According to the EWGSOP2 update to the original definition of sarcopenia in 2019 [3], skeletal muscle strength is an important component of diagnostic criteria in sarcopenia. A limitation of our study is the lack of skeletal muscle strength data. This may have led to bias in the diagnosis of sarcopenia. We will address this limitation in our next research. Moreover, the inclusion of only patients with chest CT data available may have led to selection bias and may not be representative of the entire elderly population. CT and the use of a stopwatch is a simple and valid technique that can be used to assess treatment effects, but there are subjective factors involved in investigators’ measurements of muscle area and time. Therefore, future studies will need to find objective measurement tools.

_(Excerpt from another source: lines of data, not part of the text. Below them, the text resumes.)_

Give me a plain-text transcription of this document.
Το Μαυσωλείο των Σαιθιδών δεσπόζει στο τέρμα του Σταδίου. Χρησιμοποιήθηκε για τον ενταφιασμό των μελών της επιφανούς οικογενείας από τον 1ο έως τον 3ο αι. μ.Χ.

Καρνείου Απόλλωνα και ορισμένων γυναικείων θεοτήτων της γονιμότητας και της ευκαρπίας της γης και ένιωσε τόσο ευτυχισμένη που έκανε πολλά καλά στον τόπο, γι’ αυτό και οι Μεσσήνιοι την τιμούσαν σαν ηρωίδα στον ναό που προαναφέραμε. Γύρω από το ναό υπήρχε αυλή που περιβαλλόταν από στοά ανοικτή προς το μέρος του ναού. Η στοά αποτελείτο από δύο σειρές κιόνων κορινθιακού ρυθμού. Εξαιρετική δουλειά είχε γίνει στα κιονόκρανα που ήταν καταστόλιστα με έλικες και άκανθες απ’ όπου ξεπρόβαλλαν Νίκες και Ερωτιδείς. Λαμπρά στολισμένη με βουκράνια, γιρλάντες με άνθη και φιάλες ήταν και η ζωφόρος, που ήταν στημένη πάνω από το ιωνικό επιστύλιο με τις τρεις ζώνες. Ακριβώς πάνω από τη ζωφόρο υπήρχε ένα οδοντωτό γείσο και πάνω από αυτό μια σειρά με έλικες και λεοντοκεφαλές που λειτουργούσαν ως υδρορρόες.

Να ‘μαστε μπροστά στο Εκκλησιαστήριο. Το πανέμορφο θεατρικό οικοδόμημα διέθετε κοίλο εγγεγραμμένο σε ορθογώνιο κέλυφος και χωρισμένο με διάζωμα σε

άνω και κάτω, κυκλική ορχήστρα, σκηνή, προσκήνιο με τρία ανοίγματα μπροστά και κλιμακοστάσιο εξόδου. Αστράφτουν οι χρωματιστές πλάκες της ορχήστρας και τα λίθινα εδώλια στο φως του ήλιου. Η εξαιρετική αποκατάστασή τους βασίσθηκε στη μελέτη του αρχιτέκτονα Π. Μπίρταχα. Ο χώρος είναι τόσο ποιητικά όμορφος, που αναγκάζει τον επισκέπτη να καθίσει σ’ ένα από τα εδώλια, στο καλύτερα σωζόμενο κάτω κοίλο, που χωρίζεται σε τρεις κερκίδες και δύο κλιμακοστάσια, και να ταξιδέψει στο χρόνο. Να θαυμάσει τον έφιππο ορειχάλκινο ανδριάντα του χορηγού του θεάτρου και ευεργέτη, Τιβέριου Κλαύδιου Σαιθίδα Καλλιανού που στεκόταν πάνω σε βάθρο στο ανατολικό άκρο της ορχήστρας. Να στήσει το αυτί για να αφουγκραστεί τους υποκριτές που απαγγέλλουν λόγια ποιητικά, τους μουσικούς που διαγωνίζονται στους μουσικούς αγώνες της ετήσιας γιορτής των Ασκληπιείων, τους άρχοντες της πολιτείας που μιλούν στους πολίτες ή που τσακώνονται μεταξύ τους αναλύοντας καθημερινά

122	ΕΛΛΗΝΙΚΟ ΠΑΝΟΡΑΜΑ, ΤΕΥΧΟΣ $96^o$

In conclusion, in this population, we identified a strong association between the CCI score and SMI/gait speed. We concluded that skeletal muscle mass and physical performance could be assessed using the CCI score. Given the increasing incidence of sarcopenia in the older population, efforts are required to identify new risk factors to predict and prevent the occurrence of sarcopenia.

Conclusions

We identified an independent association between comorbidity and skeletal muscle mass/physical performance by researching the correlation between the CCI score and SMI/gait speed in individuals aged 65 years and older. Our results suggested an important role of the CCI score in evaluating skeletal muscle mass and physical performance, which may provide important evidence for clinicians to diagnose sarcopenia.